In response, some eastern European central bankers have openly criticised such aggressive lending by western banks and have suggested a regulatory cap on the proportion of foreign currency credit to reduce systemic risks. European banks have been "irresponsible" with such lending practices and "borrowers should realise that exchange rates can be volatile" Serbia’s central bank governor told Emerging Markets last year.

But Kubilius denied such regulatory measures were necessary. "We have a primary goal to introduce the euro so we are OK with the large number of euro loans." He categorically denies the currency could be devalued and argued the country was on track to adopt the euro in 2012.

In May 2006, the European authorities rejected the country’s bid to join the eurozone after missing the inflation target by a hair. Kubilius regretted this decision.
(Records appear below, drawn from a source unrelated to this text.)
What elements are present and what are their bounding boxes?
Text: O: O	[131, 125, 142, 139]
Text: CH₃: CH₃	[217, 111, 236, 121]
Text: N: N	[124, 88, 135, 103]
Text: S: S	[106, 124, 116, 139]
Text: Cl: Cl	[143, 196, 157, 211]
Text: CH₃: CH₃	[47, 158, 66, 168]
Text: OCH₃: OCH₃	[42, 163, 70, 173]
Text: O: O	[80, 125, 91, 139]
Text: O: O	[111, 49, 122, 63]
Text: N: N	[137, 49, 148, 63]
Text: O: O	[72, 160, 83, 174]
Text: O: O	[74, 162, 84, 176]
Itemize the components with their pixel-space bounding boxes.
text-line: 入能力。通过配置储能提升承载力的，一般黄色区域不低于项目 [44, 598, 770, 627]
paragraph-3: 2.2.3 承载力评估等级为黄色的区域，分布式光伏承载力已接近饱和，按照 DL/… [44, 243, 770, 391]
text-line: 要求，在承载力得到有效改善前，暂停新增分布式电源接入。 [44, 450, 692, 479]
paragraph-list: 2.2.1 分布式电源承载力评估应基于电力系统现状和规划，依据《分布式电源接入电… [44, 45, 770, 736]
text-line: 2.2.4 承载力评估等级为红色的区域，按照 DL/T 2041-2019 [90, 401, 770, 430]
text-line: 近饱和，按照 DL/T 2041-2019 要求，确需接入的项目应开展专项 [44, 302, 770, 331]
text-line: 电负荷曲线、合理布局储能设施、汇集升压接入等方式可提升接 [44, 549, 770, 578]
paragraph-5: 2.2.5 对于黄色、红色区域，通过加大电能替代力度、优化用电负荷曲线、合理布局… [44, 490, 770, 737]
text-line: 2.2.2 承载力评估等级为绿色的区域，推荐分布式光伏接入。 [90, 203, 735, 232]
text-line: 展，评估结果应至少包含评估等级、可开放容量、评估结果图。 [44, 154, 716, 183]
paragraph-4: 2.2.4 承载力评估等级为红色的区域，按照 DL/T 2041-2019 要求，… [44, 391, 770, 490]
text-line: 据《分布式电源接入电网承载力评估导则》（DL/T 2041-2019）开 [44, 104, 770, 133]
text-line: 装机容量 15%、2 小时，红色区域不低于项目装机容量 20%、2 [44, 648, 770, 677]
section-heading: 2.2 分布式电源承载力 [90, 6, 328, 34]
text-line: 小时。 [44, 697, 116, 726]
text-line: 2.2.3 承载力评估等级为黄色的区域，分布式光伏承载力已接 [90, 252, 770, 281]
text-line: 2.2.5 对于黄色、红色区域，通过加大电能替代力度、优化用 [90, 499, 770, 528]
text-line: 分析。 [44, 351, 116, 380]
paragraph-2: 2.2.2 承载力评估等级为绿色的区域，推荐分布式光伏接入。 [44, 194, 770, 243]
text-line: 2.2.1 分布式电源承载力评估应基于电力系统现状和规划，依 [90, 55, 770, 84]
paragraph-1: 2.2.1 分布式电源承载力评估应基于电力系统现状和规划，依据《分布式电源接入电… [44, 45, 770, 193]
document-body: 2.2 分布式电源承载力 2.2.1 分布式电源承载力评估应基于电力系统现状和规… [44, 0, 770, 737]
"It is a big pity that we missed the target by such a small percentage of inflation and if we were part of the euro-area, it would be easier for us to survive all these difficulties," the former chairman of Lithuania’s parliamentary committee on European affairs.

European integration has forced regional economies to fully open their capital accounts and chain their currencies in line with eurozone convergence. As a result, the systemic risk of incurring current account deficits, to some extent, was difficult to avoid as regional economies played catch-up with their western neighbours.

Against this backdrop, some Baltic policymakers, in recent months, have expressed frustration that western counterparts appear reluctant to help their neighbours, distracted by the global banking meltdown.

Kubilius suggested that the European Commission should consider relaxing its strict criteria on euro adoption in this environment. "Both the commission and ECB people should look more carefully on how to provide effective solidarity in trying to solve the problems of the transition members of the EU — members of the family — and all supportive measures, including the possibility of relaxing a bit of the Maastricht criteria, [for euzozone convergence] should be considered".

Nevertheless, he denied that the crisis risked damaging the post-cold war belief that integration with western markets was a guarantee of economic security. "People are blaming national governments for their economic problems right now and if you look at places like Iceland and Ireland, we are seeing a more positive agenda with respect to calls for deeper European integration."